Lee Sangyoon, Fichtinger Gabor, Chirikjian Gregory S
Med Phys. 2002 Aug;29(8):1881-91. doi: 10.1118/1.1493777.
We present several numerical algorithms for six-degree-of-freedom rigid-body registration of line fiducial objects to their marks in cross-sectional planar images, such as those obtained in CT and MRI, given the correspondence between the marks and line fiducials. The area of immediate application is frame-based stereotactic procedures, such as radiosurgery and functional neurosurgery. The algorithms are also suitable to problems where the fiducial pattern moves inside the imager, as is the case in robot-assisted image-guided surgical applications.
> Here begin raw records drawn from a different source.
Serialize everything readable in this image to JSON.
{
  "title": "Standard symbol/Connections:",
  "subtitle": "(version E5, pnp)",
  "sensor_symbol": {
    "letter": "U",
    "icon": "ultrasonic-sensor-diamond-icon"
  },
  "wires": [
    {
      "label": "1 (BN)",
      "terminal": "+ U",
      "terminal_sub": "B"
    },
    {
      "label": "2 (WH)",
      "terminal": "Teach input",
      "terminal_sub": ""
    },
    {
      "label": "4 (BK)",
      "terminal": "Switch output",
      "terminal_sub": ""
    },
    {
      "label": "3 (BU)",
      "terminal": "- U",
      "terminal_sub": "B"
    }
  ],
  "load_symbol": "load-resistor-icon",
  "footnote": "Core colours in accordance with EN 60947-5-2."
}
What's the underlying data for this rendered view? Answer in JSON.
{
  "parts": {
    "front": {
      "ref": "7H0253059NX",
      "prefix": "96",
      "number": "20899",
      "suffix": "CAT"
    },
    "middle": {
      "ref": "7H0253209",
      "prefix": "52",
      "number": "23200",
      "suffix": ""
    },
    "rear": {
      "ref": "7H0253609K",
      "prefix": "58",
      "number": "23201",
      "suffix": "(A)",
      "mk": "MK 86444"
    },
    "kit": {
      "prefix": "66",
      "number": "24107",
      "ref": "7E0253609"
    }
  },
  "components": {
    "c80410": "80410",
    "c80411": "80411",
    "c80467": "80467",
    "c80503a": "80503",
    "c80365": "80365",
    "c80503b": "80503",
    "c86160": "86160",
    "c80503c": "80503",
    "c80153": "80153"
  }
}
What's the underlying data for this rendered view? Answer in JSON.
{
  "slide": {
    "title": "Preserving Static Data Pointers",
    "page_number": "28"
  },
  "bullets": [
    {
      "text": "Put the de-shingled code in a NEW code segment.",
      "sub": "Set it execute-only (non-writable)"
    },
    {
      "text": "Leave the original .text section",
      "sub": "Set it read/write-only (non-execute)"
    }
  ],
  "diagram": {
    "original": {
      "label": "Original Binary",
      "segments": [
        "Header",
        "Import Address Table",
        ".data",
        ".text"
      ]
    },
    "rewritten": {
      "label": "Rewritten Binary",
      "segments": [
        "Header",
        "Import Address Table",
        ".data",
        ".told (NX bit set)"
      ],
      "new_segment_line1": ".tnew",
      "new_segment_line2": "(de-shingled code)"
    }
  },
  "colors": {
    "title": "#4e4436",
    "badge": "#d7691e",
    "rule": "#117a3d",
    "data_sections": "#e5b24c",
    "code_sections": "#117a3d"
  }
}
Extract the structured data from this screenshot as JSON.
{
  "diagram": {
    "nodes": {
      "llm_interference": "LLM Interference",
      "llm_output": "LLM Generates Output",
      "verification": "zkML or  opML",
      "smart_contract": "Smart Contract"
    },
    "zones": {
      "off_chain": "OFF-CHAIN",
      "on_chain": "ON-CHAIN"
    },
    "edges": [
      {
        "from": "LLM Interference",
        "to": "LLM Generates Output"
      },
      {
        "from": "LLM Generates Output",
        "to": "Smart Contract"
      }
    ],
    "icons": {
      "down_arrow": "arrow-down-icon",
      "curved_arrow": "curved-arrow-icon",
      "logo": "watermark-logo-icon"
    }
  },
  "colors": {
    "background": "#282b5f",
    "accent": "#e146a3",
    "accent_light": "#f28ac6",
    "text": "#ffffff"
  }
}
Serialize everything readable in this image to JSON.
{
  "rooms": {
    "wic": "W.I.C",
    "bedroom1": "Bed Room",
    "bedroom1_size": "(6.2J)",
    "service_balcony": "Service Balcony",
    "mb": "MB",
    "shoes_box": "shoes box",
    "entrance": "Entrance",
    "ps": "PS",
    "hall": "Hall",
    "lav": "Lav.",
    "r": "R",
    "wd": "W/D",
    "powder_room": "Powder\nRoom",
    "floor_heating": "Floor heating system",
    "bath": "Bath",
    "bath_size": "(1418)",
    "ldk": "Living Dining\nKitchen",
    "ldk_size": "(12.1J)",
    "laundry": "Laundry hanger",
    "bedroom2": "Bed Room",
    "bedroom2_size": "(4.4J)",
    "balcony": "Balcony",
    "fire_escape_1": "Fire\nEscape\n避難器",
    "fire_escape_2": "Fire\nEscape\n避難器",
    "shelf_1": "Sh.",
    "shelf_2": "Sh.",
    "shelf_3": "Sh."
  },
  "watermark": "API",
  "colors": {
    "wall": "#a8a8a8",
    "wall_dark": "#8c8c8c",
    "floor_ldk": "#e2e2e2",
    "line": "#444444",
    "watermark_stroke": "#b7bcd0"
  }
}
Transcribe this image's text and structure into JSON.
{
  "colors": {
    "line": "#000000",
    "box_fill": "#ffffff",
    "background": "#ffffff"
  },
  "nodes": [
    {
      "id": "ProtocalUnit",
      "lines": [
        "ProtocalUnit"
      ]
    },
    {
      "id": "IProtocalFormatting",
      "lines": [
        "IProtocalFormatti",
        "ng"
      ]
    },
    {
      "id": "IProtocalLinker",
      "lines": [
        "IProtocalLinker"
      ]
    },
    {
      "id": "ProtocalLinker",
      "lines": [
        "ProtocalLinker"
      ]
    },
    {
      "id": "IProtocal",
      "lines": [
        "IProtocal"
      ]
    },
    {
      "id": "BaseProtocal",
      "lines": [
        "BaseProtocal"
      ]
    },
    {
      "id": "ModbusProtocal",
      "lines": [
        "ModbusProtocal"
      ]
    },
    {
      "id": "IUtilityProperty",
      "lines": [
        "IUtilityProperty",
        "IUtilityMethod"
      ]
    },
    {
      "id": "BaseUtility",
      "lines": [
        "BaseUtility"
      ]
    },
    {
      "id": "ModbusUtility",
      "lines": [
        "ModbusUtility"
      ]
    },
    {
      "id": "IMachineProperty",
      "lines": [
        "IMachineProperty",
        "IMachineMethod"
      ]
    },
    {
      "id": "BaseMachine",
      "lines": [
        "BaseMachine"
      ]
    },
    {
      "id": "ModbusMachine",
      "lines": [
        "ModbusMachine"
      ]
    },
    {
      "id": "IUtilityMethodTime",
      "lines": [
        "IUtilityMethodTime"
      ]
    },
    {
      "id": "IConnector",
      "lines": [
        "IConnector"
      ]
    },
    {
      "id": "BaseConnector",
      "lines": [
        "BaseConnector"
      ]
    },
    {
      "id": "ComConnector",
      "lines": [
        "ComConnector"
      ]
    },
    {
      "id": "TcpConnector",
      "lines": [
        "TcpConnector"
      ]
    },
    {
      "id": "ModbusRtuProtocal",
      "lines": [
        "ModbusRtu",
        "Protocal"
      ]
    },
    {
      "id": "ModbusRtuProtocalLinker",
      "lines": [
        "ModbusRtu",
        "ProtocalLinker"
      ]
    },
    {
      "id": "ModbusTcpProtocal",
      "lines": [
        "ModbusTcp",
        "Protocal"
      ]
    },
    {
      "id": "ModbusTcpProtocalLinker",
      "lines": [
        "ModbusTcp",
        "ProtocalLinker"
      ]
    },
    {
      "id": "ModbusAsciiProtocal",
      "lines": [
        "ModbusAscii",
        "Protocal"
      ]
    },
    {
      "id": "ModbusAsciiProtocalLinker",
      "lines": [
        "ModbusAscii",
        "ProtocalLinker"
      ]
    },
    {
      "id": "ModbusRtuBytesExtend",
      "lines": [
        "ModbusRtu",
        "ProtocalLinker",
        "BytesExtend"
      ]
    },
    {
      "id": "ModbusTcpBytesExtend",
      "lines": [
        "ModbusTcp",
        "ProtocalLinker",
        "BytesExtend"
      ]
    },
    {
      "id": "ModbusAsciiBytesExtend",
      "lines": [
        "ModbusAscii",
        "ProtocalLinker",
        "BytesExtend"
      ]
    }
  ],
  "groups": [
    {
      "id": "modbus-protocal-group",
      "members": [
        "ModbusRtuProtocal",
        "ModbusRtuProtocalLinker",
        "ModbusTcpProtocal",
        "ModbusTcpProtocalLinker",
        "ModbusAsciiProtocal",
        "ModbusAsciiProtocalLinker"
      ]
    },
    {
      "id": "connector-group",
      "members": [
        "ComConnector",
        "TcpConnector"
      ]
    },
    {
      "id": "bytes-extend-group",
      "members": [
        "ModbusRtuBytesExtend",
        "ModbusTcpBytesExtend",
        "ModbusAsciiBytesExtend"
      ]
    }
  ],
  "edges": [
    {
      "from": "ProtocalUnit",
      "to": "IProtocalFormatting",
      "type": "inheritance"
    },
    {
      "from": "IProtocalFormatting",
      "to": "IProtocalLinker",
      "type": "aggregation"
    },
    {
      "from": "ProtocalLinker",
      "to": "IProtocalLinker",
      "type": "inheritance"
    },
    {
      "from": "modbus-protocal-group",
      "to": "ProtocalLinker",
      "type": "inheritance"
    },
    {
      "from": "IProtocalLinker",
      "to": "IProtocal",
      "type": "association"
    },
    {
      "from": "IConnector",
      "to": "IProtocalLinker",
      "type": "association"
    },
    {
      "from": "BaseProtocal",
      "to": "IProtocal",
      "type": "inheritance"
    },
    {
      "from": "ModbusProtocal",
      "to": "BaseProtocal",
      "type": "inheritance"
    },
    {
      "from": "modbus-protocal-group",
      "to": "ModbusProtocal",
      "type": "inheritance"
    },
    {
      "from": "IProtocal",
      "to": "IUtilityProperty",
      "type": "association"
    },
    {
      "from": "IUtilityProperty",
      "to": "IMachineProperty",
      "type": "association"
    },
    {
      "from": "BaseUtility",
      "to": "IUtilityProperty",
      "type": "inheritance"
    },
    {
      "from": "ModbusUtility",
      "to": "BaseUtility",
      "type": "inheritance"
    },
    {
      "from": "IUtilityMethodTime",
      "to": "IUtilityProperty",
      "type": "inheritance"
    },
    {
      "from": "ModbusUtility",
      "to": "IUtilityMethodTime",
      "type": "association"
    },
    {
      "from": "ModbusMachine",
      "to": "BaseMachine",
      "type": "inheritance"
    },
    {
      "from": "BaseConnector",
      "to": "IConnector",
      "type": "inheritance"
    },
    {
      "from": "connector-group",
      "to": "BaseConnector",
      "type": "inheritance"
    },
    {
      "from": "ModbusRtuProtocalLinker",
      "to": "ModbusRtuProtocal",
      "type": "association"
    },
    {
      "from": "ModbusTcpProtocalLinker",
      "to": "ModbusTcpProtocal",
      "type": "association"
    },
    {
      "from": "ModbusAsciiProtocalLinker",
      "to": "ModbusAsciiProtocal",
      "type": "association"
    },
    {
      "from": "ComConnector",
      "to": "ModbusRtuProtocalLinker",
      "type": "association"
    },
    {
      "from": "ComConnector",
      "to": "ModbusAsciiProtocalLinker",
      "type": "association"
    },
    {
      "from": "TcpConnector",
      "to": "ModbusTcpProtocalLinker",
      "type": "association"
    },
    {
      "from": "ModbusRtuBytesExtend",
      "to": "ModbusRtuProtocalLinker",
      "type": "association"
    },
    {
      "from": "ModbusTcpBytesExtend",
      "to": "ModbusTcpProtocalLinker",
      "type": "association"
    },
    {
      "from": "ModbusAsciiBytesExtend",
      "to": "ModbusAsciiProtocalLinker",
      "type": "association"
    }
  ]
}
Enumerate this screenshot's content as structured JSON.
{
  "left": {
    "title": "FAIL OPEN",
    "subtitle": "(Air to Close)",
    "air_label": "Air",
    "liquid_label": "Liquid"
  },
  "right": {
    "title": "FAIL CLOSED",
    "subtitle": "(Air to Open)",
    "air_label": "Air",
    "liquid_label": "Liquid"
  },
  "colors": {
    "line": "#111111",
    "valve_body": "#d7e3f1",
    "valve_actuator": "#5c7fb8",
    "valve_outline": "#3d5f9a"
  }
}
We demonstrate the numerical methods on clinical CT images and computer-generated data and compare their performance in terms of robustness to missing data, robustness to noise, and speed. The methods show two unique strengths: (1) They provide reliable registration of incomplete fiducial patterns when up to two-thirds of the total fiducials are missing from the image; and (2) they are applicable to an arbitrary combination of line fiducials without algorithmic modification. The average speed of the fastest algorithm is 0.3236 s for six fiducial lines in real CT data in a Matlab implementation.
给定标记与线基准之间的对应关系,我们提出了几种数值算法,用于在横截面平面图像(如CT和MRI中获得的图像)中将线基准物体进行六自由度刚体配准到它们的标记上。直接应用领域是基于框架的立体定向手术,如放射外科和功能神经外科。这些算法也适用于基准图案在成像仪内移动的问题,如机器人辅助图像引导手术应用中的情况。我们在临床CT图像和计算机生成的数据上演示了这些数值方法,并在对缺失数据的鲁棒性、对噪声的鲁棒性和速度方面比较了它们的性能。这些方法显示出两个独特的优势:(1)当图像中多达三分之二的总基准缺失时,它们能提供不完整基准图案的可靠配准;(2)它们适用于线基准的任意组合,无需算法修改。在Matlab实现中,最快算法对真实CT数据中的六条基准线的平均速度为0.3236秒。